Excerpt:
How can you be as smart as you are and have no backbone, girl? or You’re not pretty enough to be able to expect a man to take care of you, so you better find an administrative job so you can support yourself, or Self-consciousness is just another form of vanity. It’s just you thinking about yourself too much.
That simply scratched the surface of what Sarah heard on a daily basis growing up. On the positive side, she could take criticism with the best of them. She had also learned to channel her sensitivity into an awareness of people’s motivations that coworkers called “uncanny.” On the negative side, when her parents died, she had absorbed their voices into those that already spoke inside her head, and now they were the loudest ones.
It was her heightened awareness that told her that something was not quite right with the Davies case. She wasn’t sure what, and she would need to be careful about how she researched, but it tickled her curiosity.
Sarah was lost in these thoughts as she left the grocery store and made her way home, past the park and toward the basketball courts. When she realized where she was, her heart started to race a little bit at the thought of seeing the boy she had seen last week.
There were some boys playing on the court. She scanned them for someone in grungy clothes, but from a distance, they all looked like they were wearing appropriate attire.Sarah’s heart sank a little.
Don’t be ridiculous, she told herself. Although she wasn’t exactly sure what she was chiding herself about, it was nice when the voice doing the talking was her own.
As she got closer, she saw the tall, red-haired boy miss a shot and retake the ball. He was one of the regulars. When the red-haired boy landed, he jostled one of the other boys near him. That boy staggered, regained his footing, and in the process deftly stole the ball. When she saw his face, Sarah actually heard herself gasp. The boy who had been pushed, the one who now had the basketball, was the boy she had seen before.
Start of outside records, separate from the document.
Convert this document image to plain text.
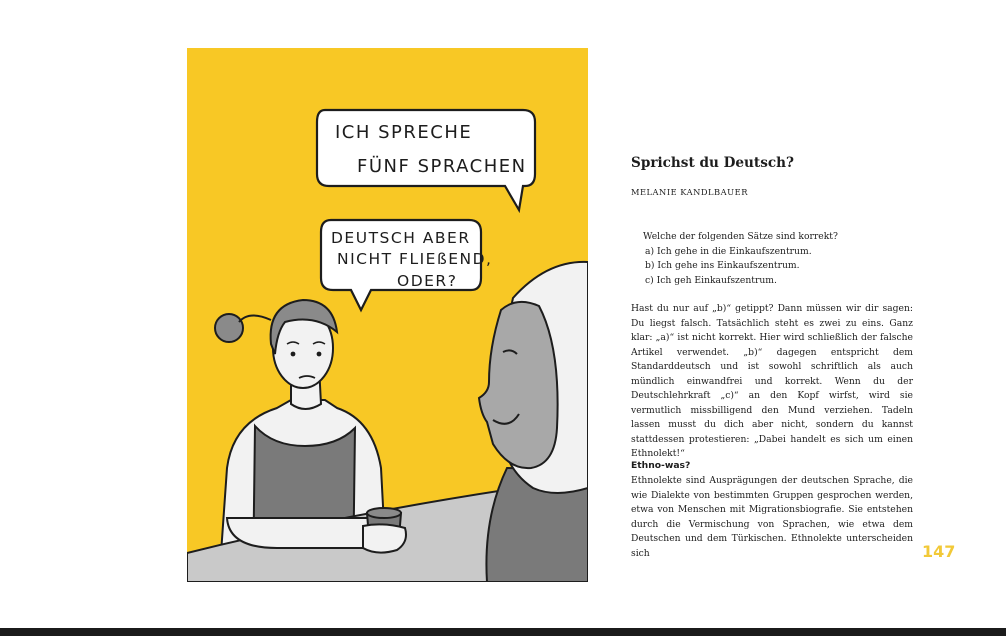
ICH SPRECHE
FÜNF SPRACHEN
DEUTSCH ABER
NICHT FLIEßEND,
ODER?
Sprichst du Deutsch?
MELANIE KANDLBAUER
Welche der folgenden Sätze sind korrekt?
a) Ich gehe in die Einkaufszentrum.
b) Ich gehe ins Einkaufszentrum.
c) Ich geh Einkaufszentrum.
Hast du nur auf „b)“ getippt? Dann müssen wir dir sagen: Du liegst falsch. Tatsächlich steht es zwei zu eins. Ganz klar: „a)“ ist nicht korrekt. Hier wird schließlich der falsche Artikel verwendet. „b)“ dagegen entspricht dem Standarddeutsch und ist sowohl schriftlich als auch mündlich einwandfrei und korrekt. Wenn du der Deutschlehrkraft „c)“ an den Kopf wirfst, wird sie vermutlich missbilligend den Mund verziehen. Tadeln lassen musst du dich aber nicht, sondern du kannst stattdessen protestieren: „Dabei handelt es sich um einen Ethnolekt!“
Ethno-was?
Ethnolekte sind Ausprägungen der deutschen Sprache, die wie Dialekte von bestimmten Gruppen gesprochen werden, etwa von Menschen mit Migrationsbiografie. Sie entstehen durch die Vermischung von Sprachen, wie etwa dem Deutschen und dem Türkischen. Ethnolekte unterscheiden sich	147
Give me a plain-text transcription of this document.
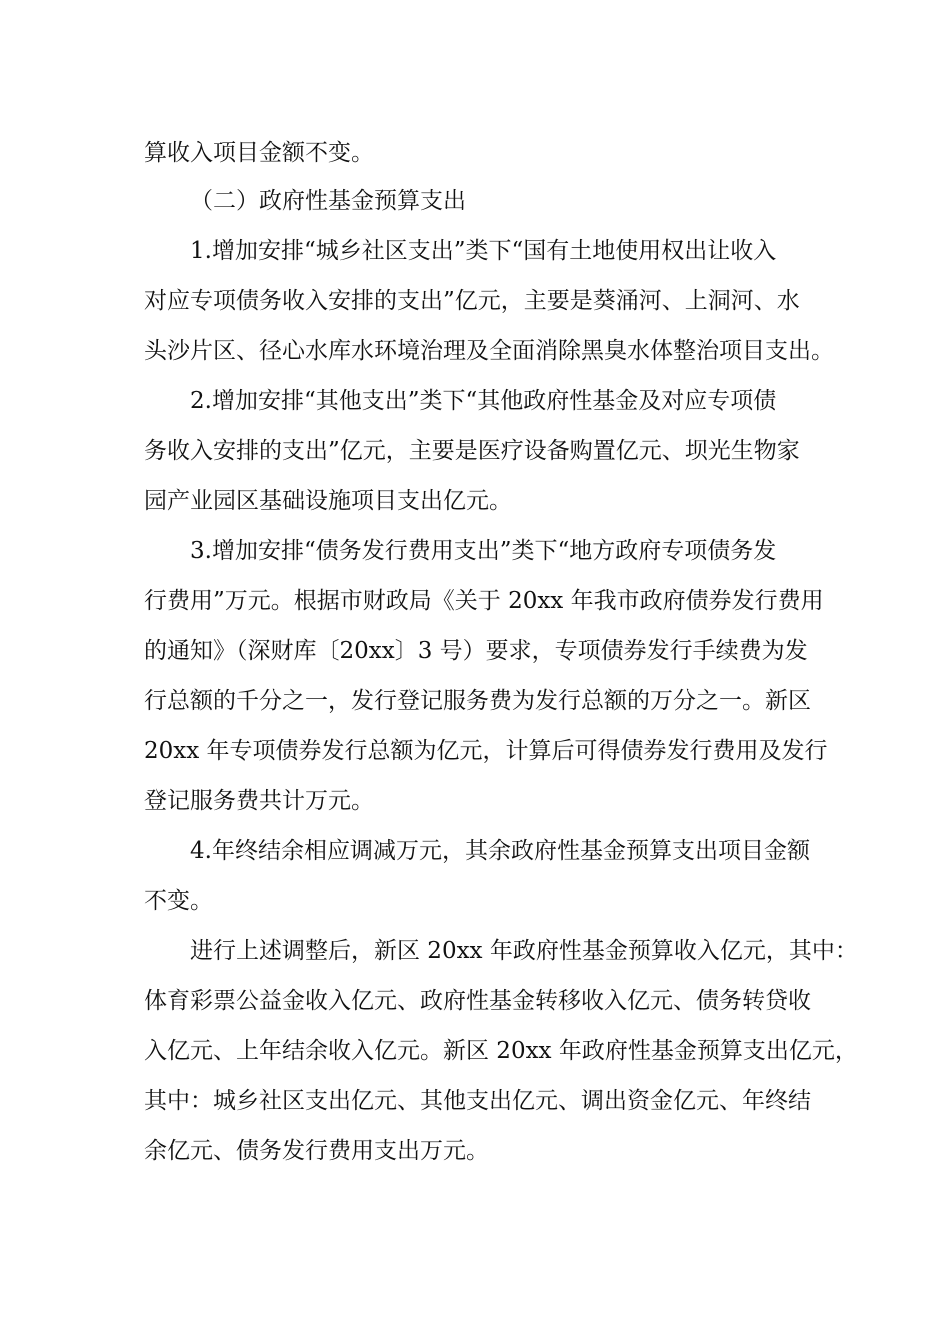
算收入项目金额不变。
（二）政府性基金预算支出
1.增加安排“城乡社区支出”类下“国有土地使用权出让收入
对应专项债务收入安排的支出”亿元，主要是葵涌河、上洞河、水
头沙片区、径心水库水环境治理及全面消除黑臭水体整治项目支出。
2.增加安排“其他支出”类下“其他政府性基金及对应专项债
务收入安排的支出”亿元，主要是医疗设备购置亿元、坝光生物家
园产业园区基础设施项目支出亿元。
3.增加安排“债务发行费用支出”类下“地方政府专项债务发
行费用”万元。根据市财政局《关于 20xx 年我市政府债券发行费用
的通知》（深财库〔20xx〕3 号）要求，专项债券发行手续费为发
行总额的千分之一，发行登记服务费为发行总额的万分之一。新区
20xx 年专项债券发行总额为亿元，计算后可得债券发行费用及发行
登记服务费共计万元。
4.年终结余相应调减万元，其余政府性基金预算支出项目金额
不变。
进行上述调整后，新区 20xx 年政府性基金预算收入亿元，其中：
体育彩票公益金收入亿元、政府性基金转移收入亿元、债务转贷收
入亿元、上年结余收入亿元。新区 20xx 年政府性基金预算支出亿元，
其中：城乡社区支出亿元、其他支出亿元、调出资金亿元、年终结
余亿元、债务发行费用支出万元。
She hadn’t noticed him because his appearance was quite different. His shoulder-length dark hair had been cut. He had on a red-and-black striped shirt that didn’t look expensive, but did look brand new, as did the matching shorts. His sneakers were black with pristine white soles. And right at the moment, he was dribbling the ball down the court—straight at her.
Sarah froze. She was standing on the sidewalk behind the basket on the other side of the chain-link fence. She felt like her feet had grown roots as she watched him set up, jump, and make the basket. He came down right in front of her. As he landed, before turning to run back down the court, he stopped and caught her eye. His eyes widened ever so slightly, and he smiled.
For a moment, he looked directly in her eyes and she felt a strange dizzy feeling in seeing him and being seen by him. No one in her life ever seemed to actually see her. No one ever had.